The Beggar’s Opera ( we now all know) was the huge success story of C18th theatre and Polly, the sequel was finished in double-quick time and ready by the end of the same year but John Gay was never going to capitalise on his success because he had made too many enemies and these enemies included the prime minister, Robert Walpole.

So, when Polly was complete and rehearsed it was shut down before being performed. A year later it was published to great acclaim but it was not performed for fifty years and Gay was long dead. Which is a pity, because, for a sequel, it’s not too bad. 
We all know that sequels are never as good, so does John Gay. The first line of the play admits as much, comparing a sequel to yet more words spoken by a dying man. The Beggar’s Opera opened with a prologue by the writer, an almost penniless poet talking to his patron.

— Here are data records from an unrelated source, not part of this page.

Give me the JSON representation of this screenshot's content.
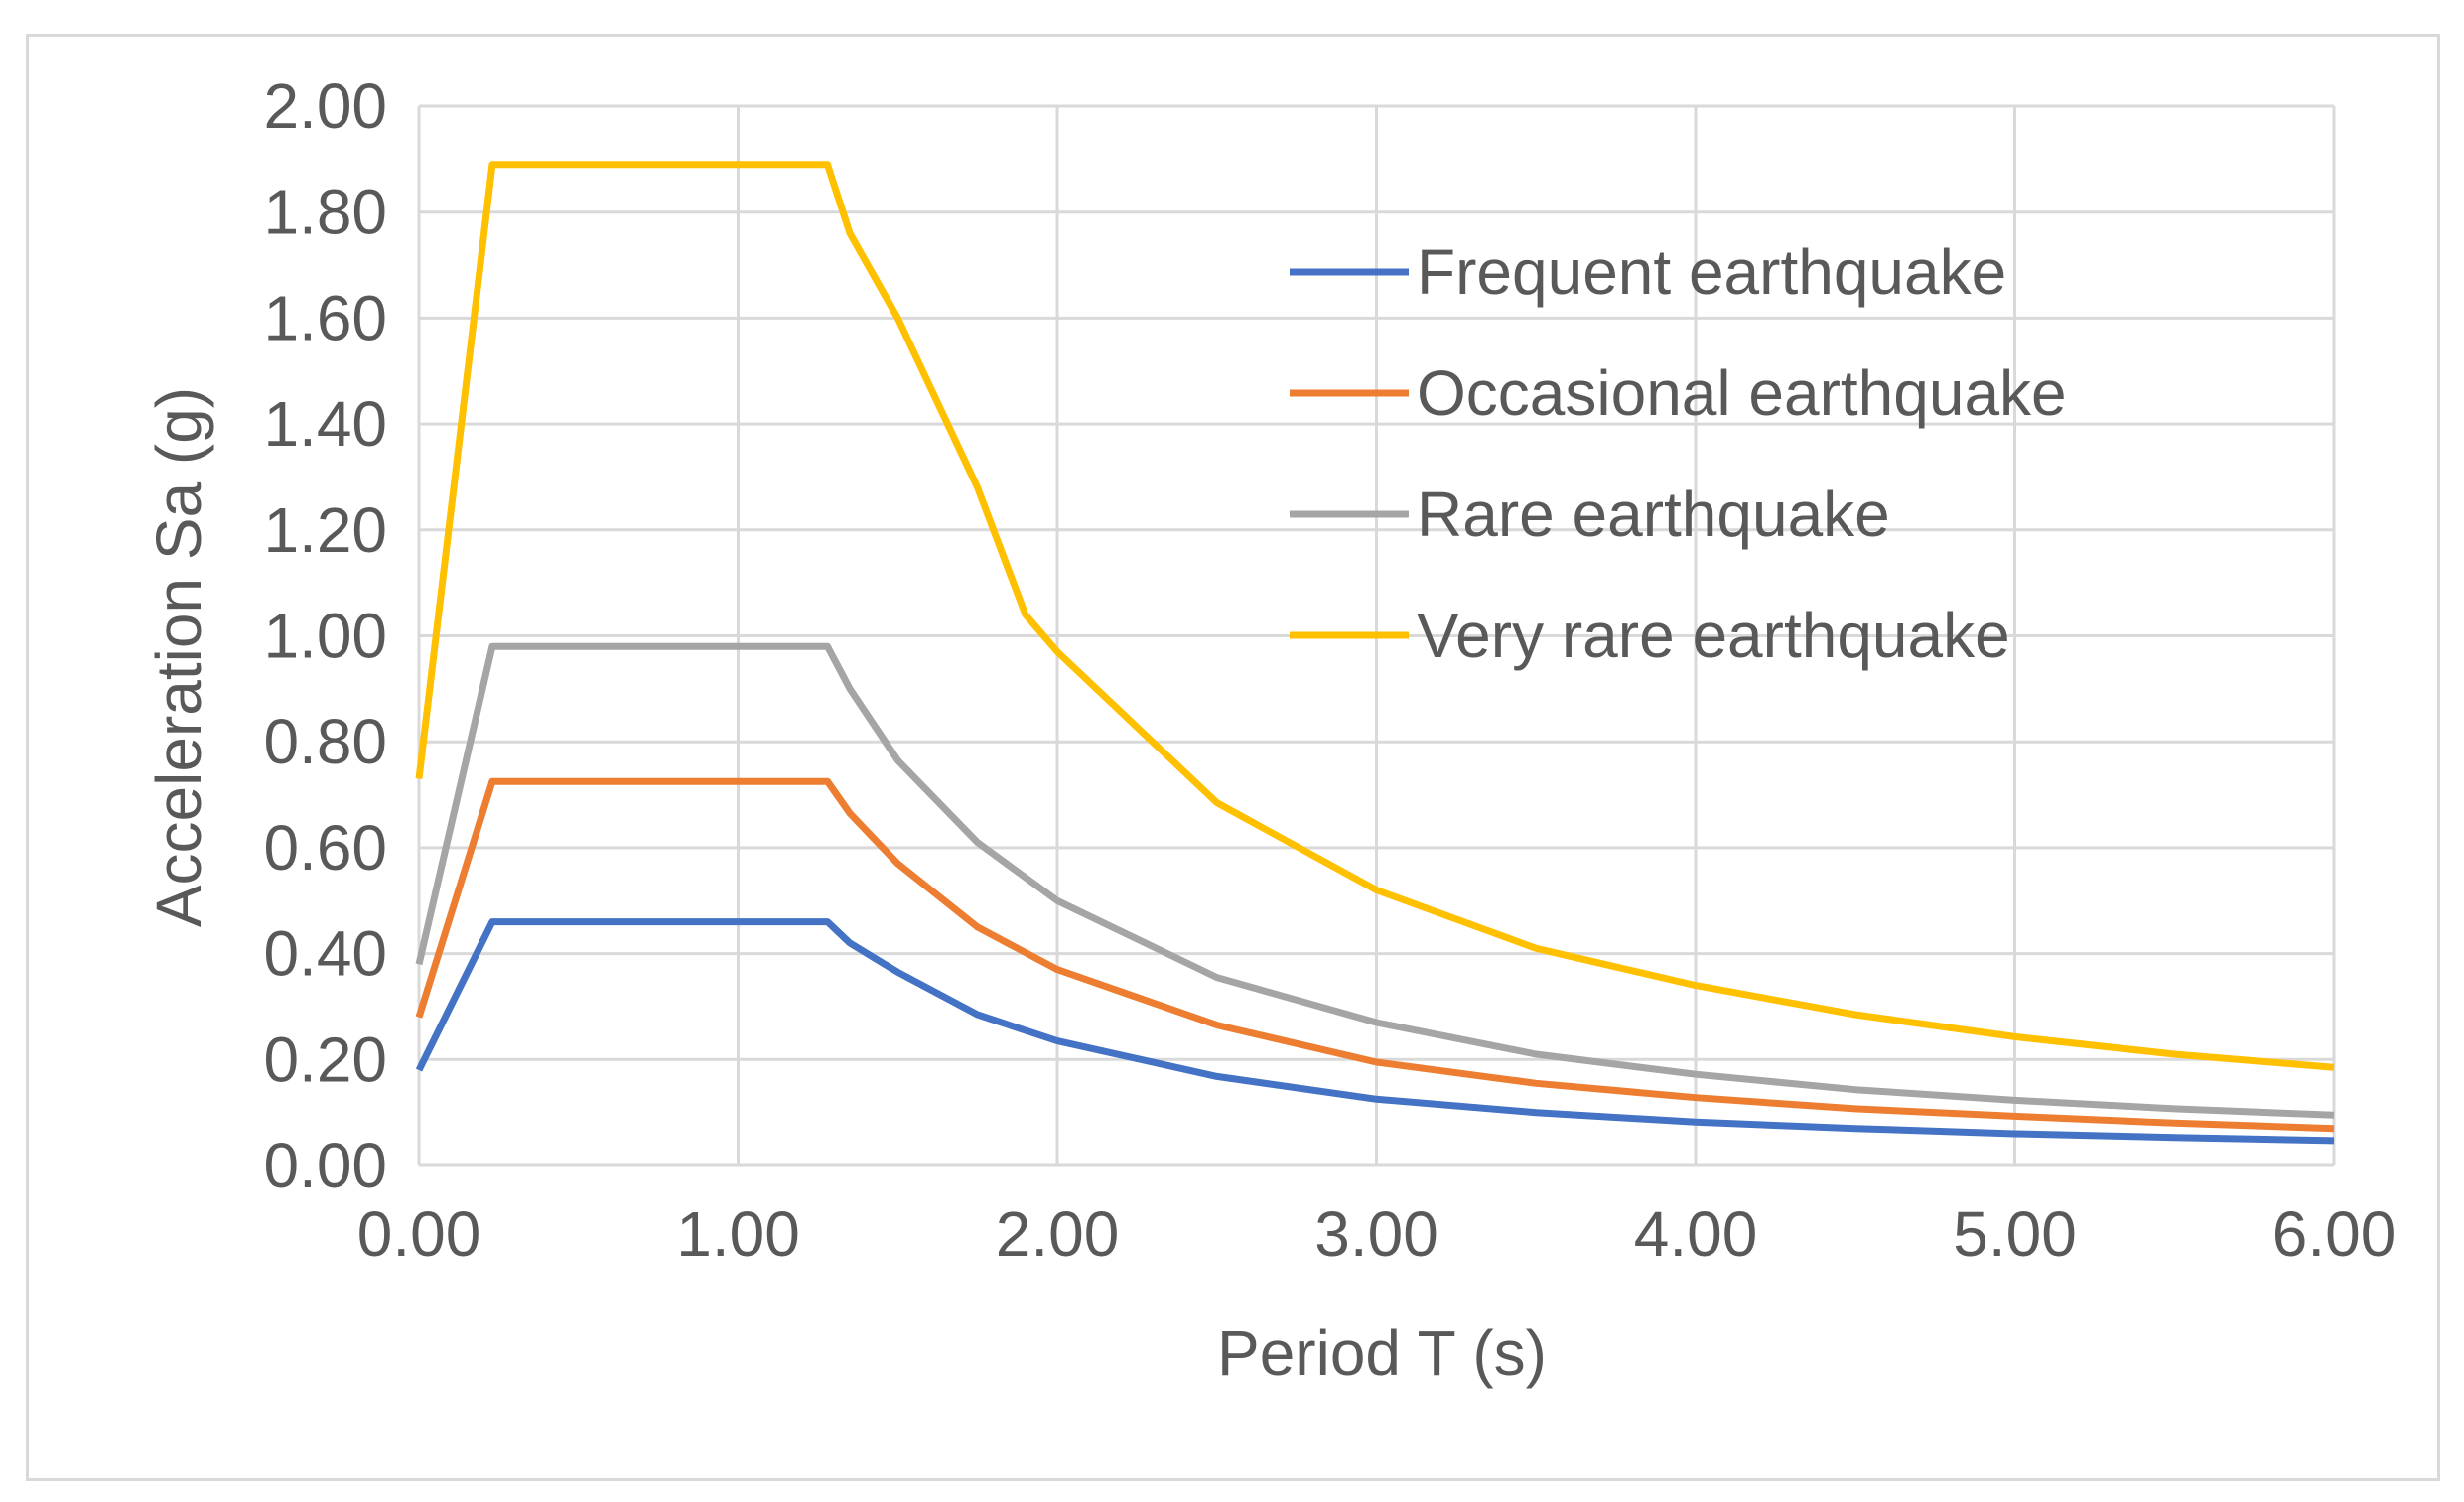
{
  "chart_data": {
    "type": "line",
    "xlabel": "Period T (s)",
    "ylabel": "Acceleration Sa (g)",
    "xlim": [
      0,
      6
    ],
    "ylim": [
      0,
      2
    ],
    "xticks": [
      "0.00",
      "1.00",
      "2.00",
      "3.00",
      "4.00",
      "5.00",
      "6.00"
    ],
    "yticks": [
      "0.00",
      "0.20",
      "0.40",
      "0.60",
      "0.80",
      "1.00",
      "1.20",
      "1.40",
      "1.60",
      "1.80",
      "2.00"
    ],
    "grid": true,
    "legend_position": "top-right",
    "series": [
      {
        "name": "Frequent earthquake",
        "color": "#4472C4",
        "points": [
          [
            0,
            0.18
          ],
          [
            0.23,
            0.46
          ],
          [
            1.28,
            0.46
          ],
          [
            1.35,
            0.42
          ],
          [
            1.5,
            0.365
          ],
          [
            1.75,
            0.285
          ],
          [
            2.0,
            0.235
          ],
          [
            2.5,
            0.168
          ],
          [
            3.0,
            0.125
          ],
          [
            3.5,
            0.1
          ],
          [
            4.0,
            0.082
          ],
          [
            4.5,
            0.07
          ],
          [
            5.0,
            0.06
          ],
          [
            5.5,
            0.053
          ],
          [
            6.0,
            0.047
          ]
        ]
      },
      {
        "name": "Occasional earthquake",
        "color": "#ED7D31",
        "points": [
          [
            0,
            0.28
          ],
          [
            0.23,
            0.725
          ],
          [
            1.28,
            0.725
          ],
          [
            1.35,
            0.665
          ],
          [
            1.5,
            0.57
          ],
          [
            1.75,
            0.45
          ],
          [
            2.0,
            0.37
          ],
          [
            2.5,
            0.265
          ],
          [
            3.0,
            0.195
          ],
          [
            3.5,
            0.155
          ],
          [
            4.0,
            0.128
          ],
          [
            4.5,
            0.107
          ],
          [
            5.0,
            0.093
          ],
          [
            5.5,
            0.08
          ],
          [
            6.0,
            0.07
          ]
        ]
      },
      {
        "name": "Rare earthquake",
        "color": "#A5A5A5",
        "points": [
          [
            0,
            0.38
          ],
          [
            0.23,
            0.98
          ],
          [
            1.28,
            0.98
          ],
          [
            1.35,
            0.9
          ],
          [
            1.5,
            0.765
          ],
          [
            1.75,
            0.61
          ],
          [
            2.0,
            0.5
          ],
          [
            2.5,
            0.355
          ],
          [
            3.0,
            0.27
          ],
          [
            3.5,
            0.21
          ],
          [
            4.0,
            0.172
          ],
          [
            4.5,
            0.143
          ],
          [
            5.0,
            0.123
          ],
          [
            5.5,
            0.107
          ],
          [
            6.0,
            0.095
          ]
        ]
      },
      {
        "name": "Very rare earthquake",
        "color": "#FFC000",
        "points": [
          [
            0,
            0.73
          ],
          [
            0.23,
            1.89
          ],
          [
            1.28,
            1.89
          ],
          [
            1.35,
            1.76
          ],
          [
            1.5,
            1.6
          ],
          [
            1.75,
            1.28
          ],
          [
            1.9,
            1.04
          ],
          [
            2.0,
            0.97
          ],
          [
            2.5,
            0.685
          ],
          [
            3.0,
            0.52
          ],
          [
            3.5,
            0.41
          ],
          [
            4.0,
            0.34
          ],
          [
            4.5,
            0.285
          ],
          [
            5.0,
            0.243
          ],
          [
            5.5,
            0.21
          ],
          [
            6.0,
            0.185
          ]
        ]
      }
    ],
    "gridline_color": "#d9d9d9"
  }
}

This time, the Beggar is having trouble with the success of his previous play because this time he has been able to employ proper actors and proper actors are awkward, selfish and difficult. The actors argue about position and previous parts before the play begins proper.

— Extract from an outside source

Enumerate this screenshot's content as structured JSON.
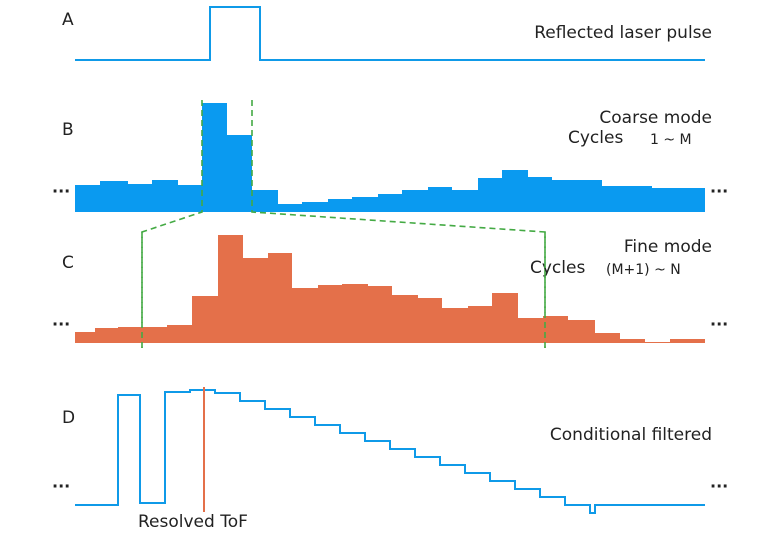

Peachum is dead and Macheath has been transported so Polly arranges her own passage to America so she can find him. Unfortunately she runs into an old friend, Diana Trapes, a former madam who has been transported for some years. She offers to help Polly but actually sells her to the local landowner as his mistress. She manages to escape dressed as a boy, just when an army of pirates who were formally led by Macheath but now led by the savage black man Morano and his woman, Jenny Diver, one of the prostitutes from the first play who stitched Macheath up.
Somewhere in that lot there are a group of Native Americans, led by the improbable names Poheetohee and his son Cawawkee. The disguised Polly saves the son and becomes a bit of a hero and the Native Americans and the landowners fight off and beat the pirates and hang Morano the leader, who turned out to be Macheath anyway, which means that even today if it were performed (which it won’t) the part of Morano/Macheath would have to be played by a man blacked up. Polly is devastated for about ten minutes before going off with Cawawkee.

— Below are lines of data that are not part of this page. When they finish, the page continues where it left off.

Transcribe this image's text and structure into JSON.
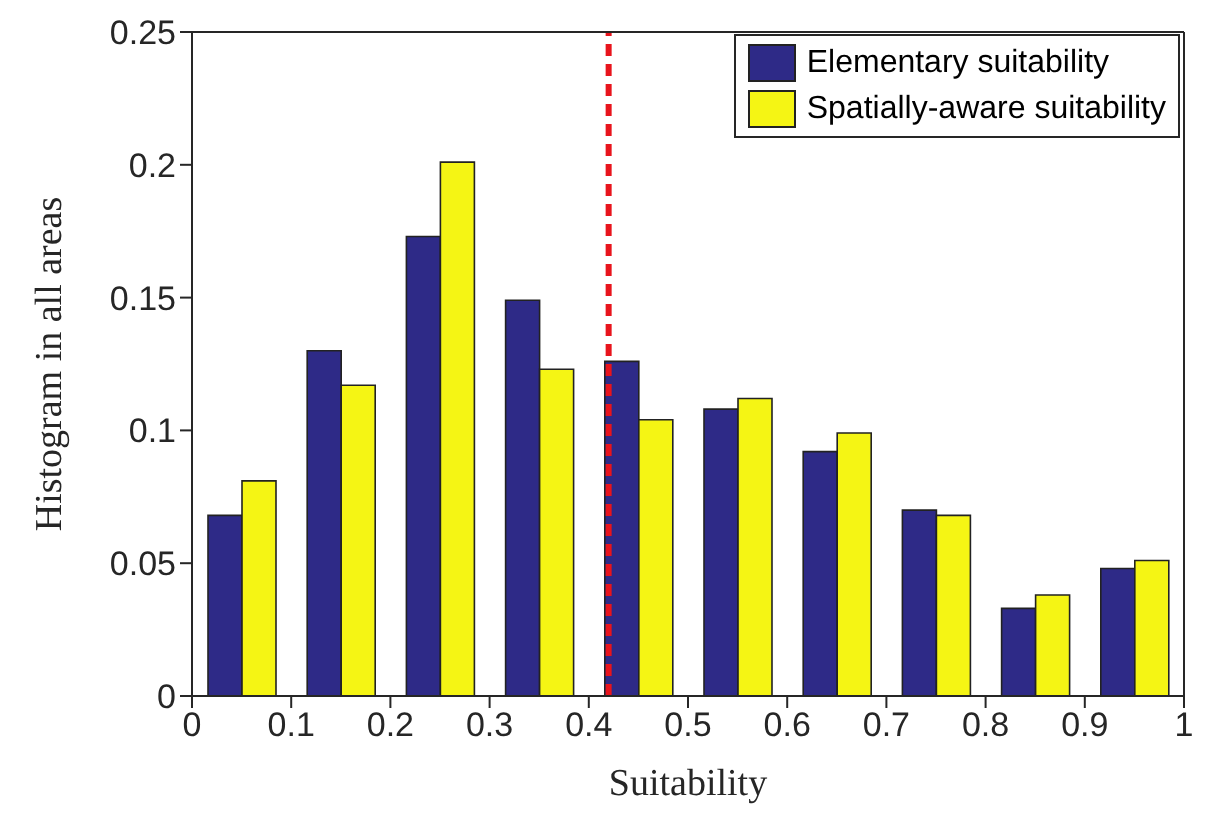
{
  "chart_data": {
    "type": "bar",
    "xlabel": "Suitability",
    "ylabel": "Histogram in all areas",
    "x": [
      0.05,
      0.15,
      0.25,
      0.35,
      0.45,
      0.55,
      0.65,
      0.75,
      0.85,
      0.95
    ],
    "series": [
      {
        "name": "Elementary suitability",
        "color": "#2e2a87",
        "values": [
          0.068,
          0.13,
          0.173,
          0.149,
          0.126,
          0.108,
          0.092,
          0.07,
          0.033,
          0.048
        ]
      },
      {
        "name": "Spatially-aware suitability",
        "color": "#f5f514",
        "values": [
          0.081,
          0.117,
          0.201,
          0.123,
          0.104,
          0.112,
          0.099,
          0.068,
          0.038,
          0.051
        ]
      }
    ],
    "xlim": [
      0,
      1
    ],
    "xticks": [
      0,
      0.1,
      0.2,
      0.3,
      0.4,
      0.5,
      0.6,
      0.7,
      0.8,
      0.9,
      1
    ],
    "ylim": [
      0,
      0.25
    ],
    "yticks": [
      0,
      0.05,
      0.1,
      0.15,
      0.2,
      0.25
    ],
    "ref_lines": [
      {
        "axis": "x",
        "value": 0.42,
        "color": "#e8141c",
        "line_style": "dashed"
      }
    ],
    "legend": "top right",
    "grid": false
  }
}
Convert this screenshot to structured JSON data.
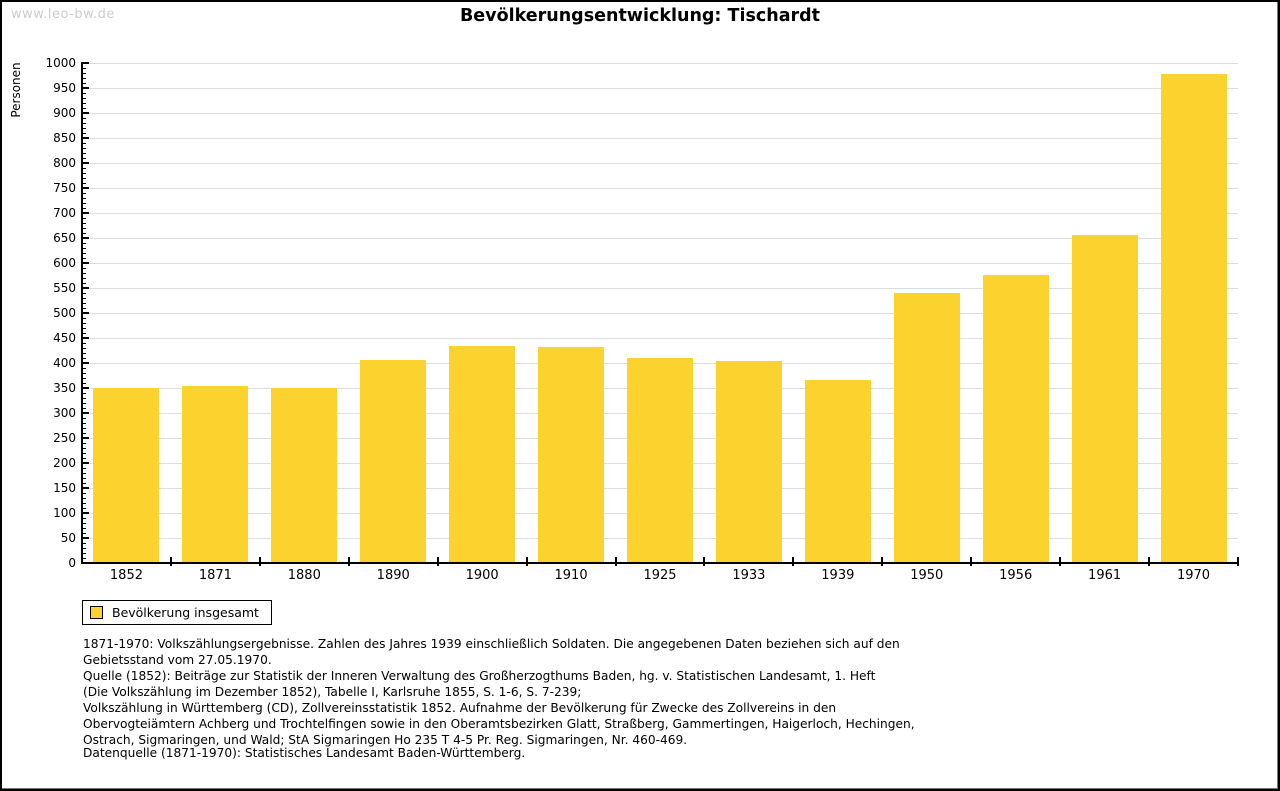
{
  "page": {
    "watermark": "www.leo-bw.de",
    "title": "Bevölkerungsentwicklung: Tischardt"
  },
  "chart_data": {
    "type": "bar",
    "title": "Bevölkerungsentwicklung: Tischardt",
    "xlabel": "",
    "ylabel": "Personen",
    "categories": [
      "1852",
      "1871",
      "1880",
      "1890",
      "1900",
      "1910",
      "1925",
      "1933",
      "1939",
      "1950",
      "1956",
      "1961",
      "1970"
    ],
    "values": [
      351,
      354,
      350,
      406,
      434,
      432,
      411,
      405,
      367,
      540,
      577,
      657,
      978
    ],
    "ylim": [
      0,
      1000
    ],
    "ytick_step": 50,
    "yminor_step": 10,
    "grid": true,
    "bar_color": "#fcd32e",
    "gridline_color": "#dddddd",
    "legend": {
      "label": "Bevölkerung insgesamt",
      "swatch_color": "#fcd32e",
      "position": "bottom-left"
    }
  },
  "footnotes": {
    "lines": [
      "1871-1970: Volkszählungsergebnisse. Zahlen des Jahres 1939 einschließlich Soldaten. Die angegebenen Daten beziehen sich auf den",
      "Gebietsstand vom 27.05.1970.",
      "Quelle (1852): Beiträge zur Statistik der Inneren Verwaltung des Großherzogthums Baden, hg. v. Statistischen Landesamt, 1. Heft",
      "(Die Volkszählung im Dezember 1852), Tabelle I, Karlsruhe 1855, S. 1-6, S. 7-239;",
      "Volkszählung in Württemberg (CD), Zollvereinsstatistik 1852. Aufnahme der Bevölkerung für Zwecke des Zollvereins in den",
      "Obervogteiämtern Achberg und Trochtelfingen sowie in den Oberamtsbezirken Glatt, Straßberg, Gammertingen, Haigerloch, Hechingen,",
      "Ostrach, Sigmaringen, und Wald; StA Sigmaringen Ho 235 T 4-5 Pr. Reg. Sigmaringen, Nr. 460-469."
    ],
    "datasource": "Datenquelle (1871-1970): Statistisches Landesamt Baden-Württemberg."
  }
}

Lavinia Fenton, the first Polly Peachum, later married a Duke smitten with her from the theatre

There are fewer big comic set pieces in this play and less deliciously amoral characters, but the satire, though less funny, is sharper and more incisive. There are still some lovely scenes, like the one where the landowner Mr Ducat is being taught the new vices imported from London or the one where the Native Americans find themselves completely lost with the way the English people talk to each other because the Native Americans are used to talking straight.
There is also a great pleasure in seeing Macheath again, this time in a much reduced state. Not only is he blacked up in the guise of Morano but his former lover/betrayer is completely controlling him to the extent that the pirates laugh and joke about him behind his back. It is almost a relief to see him hanged because everything that made him great and heroic in the first play has gone sour. I said in the review for ‘The Beggar’s Opera’ that Macheath is a James Bond figure, representing all that is both admirable and reprehensible in the concept of masculinity and manhood, but in this he is completely unmanned.



Talking of manhood, Polly spends part of the play disguised as a young man. Unfortunately she still doesn’t grow any balls and is quite dull company and that is the problem that affects this sequel, we miss the rogues from the first one.
So, to sum up, good - but not as good. I would like to see someone put it on though.
“A sequel to a play is like more last words. ‘Tis a kind of absurdity.”